Russia and Iran have mutual interests in Syria and, even if those interests are not ultimately compatible, they continue to need each other, making the likelihood of the United States being able to persuade Moscow to break its battlefield alliance with Iran unlikely.
“The Russo-Iranian coalition will no doubt eventually fracture, as most interest-based coalitions ultimately do,” Frederick W. Kagan, director of the Critical Threats Project at the American Enterprise Institute, wrote recently for Fox News.
“Conditions in the Middle East and the world, however, offer no prospect of such a development any time soon,” he said.
Yemen has been suggested as an area the United States could push against Iran. The United States supports the Saudi-led coalition that has been fighting there for two years to defeat Houthi forces and to restore the deposed president, Abd Rabbo Mansour Hadi.
Tehran provides support to the Houthis although the scale of that assistance and the strength of the relationship are debatable. Hezbollah personnel are training Houthi fighters in Yemen and in Lebanon.
The United States has deployed a navy destroyer off Yemen’s Red Sea coast following a January 30th attack on a Saudi frigate in what appears to have been an unmanned remote-controlled boat filled with explosives.
That is the first use of such a weapon in the Yemen conflict and has further fuelled accusations of Iranian support for the Houthis.
“I don’t know that it’s Iranian-built but I believe that its production in some ways was supported by Iran,” said Vice-Admiral Kevin Donegan, commander of the US Navy’s 5th Fleet.
Riyadh would likely welcome further military support from the Trump administration against the Houthis to deny Iran a potential toehold in Yemen but an intensification of the conflict against the Houthis will not only worsen an already calamitous humanitarian crisis but strengthen Washington’s other opponent in the area: Al- Qaeda in the Arabian Peninsula, a bitter enemy of the Houthis.
The Trump administration’s invective against the Islamic Republic has once again awakened fears in Lebanon that Israel is preparing for a new war against Hezbollah.
Nasrallah addressed these concerns in a February 16th speech, blending reassurances that Hezbollah’s deterrence against Israel would keep the peace with warnings that Israel’s nuclear facility at Dimona and an ammonia plant in Haifa are vulnerable to attack.

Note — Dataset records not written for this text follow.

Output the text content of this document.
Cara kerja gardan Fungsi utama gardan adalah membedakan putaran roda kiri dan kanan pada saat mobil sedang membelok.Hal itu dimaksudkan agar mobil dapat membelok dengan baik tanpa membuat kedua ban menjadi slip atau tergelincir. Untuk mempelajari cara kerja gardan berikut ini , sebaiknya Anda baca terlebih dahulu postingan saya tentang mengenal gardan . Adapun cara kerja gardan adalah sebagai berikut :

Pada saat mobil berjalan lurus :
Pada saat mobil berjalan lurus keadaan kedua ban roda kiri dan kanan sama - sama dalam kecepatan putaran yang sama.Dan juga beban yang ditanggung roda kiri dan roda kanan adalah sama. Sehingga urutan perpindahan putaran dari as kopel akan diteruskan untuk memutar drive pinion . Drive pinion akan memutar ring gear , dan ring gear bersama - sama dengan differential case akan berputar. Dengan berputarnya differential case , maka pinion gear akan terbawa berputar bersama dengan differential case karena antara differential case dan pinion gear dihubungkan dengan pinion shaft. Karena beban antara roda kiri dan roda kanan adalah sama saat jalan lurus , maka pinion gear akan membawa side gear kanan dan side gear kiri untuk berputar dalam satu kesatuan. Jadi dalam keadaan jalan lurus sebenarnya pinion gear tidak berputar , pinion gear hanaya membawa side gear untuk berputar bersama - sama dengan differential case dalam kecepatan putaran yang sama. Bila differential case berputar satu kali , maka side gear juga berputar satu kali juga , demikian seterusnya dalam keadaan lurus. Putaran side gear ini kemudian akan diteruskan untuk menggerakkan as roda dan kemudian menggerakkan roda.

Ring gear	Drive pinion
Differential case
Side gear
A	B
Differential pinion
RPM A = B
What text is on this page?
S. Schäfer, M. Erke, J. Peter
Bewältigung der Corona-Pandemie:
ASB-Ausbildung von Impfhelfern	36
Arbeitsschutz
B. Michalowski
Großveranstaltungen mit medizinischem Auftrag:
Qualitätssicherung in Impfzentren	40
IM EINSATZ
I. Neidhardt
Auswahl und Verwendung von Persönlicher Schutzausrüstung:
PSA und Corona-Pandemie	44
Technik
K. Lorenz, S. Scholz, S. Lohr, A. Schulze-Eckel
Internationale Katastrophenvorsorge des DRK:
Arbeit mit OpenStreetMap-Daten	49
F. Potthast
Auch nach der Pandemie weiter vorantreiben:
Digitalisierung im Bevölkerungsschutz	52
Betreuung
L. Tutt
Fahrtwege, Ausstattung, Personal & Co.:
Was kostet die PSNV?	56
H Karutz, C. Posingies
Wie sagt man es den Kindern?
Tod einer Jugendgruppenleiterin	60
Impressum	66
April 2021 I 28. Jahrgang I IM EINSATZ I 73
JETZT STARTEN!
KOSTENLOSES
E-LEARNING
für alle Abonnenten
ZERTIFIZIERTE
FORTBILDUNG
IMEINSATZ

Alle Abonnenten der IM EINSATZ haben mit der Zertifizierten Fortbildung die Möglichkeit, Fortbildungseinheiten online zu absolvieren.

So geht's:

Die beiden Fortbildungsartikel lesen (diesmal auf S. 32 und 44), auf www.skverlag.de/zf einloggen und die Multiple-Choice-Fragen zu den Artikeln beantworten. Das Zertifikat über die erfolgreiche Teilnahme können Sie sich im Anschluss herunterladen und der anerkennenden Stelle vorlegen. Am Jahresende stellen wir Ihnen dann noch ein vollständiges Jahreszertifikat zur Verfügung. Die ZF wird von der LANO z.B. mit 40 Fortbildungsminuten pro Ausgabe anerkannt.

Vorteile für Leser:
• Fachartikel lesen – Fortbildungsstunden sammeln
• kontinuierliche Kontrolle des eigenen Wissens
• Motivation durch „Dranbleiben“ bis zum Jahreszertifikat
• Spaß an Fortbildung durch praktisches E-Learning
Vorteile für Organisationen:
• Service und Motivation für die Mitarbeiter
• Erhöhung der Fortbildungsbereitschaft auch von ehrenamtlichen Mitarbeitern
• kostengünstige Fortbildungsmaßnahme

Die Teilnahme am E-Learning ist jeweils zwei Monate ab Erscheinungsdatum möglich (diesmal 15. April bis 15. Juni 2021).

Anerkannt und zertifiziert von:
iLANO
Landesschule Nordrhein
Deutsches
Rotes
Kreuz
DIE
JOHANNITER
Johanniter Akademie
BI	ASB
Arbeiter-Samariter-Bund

It remains to be seen how Trump will approach Iran in the coming months but wading into the region’s bloody morass carries significant risks for a president who preaches isolationism and who’s slogan is “America first”.
“We have to make a decision whether we’re going to get involved in the emerging proxy war in a bigger way than we are today, between Iran and Saudi Arabia,” said US Senator Chris Murphy, D-Connecticut, at the Munich conference.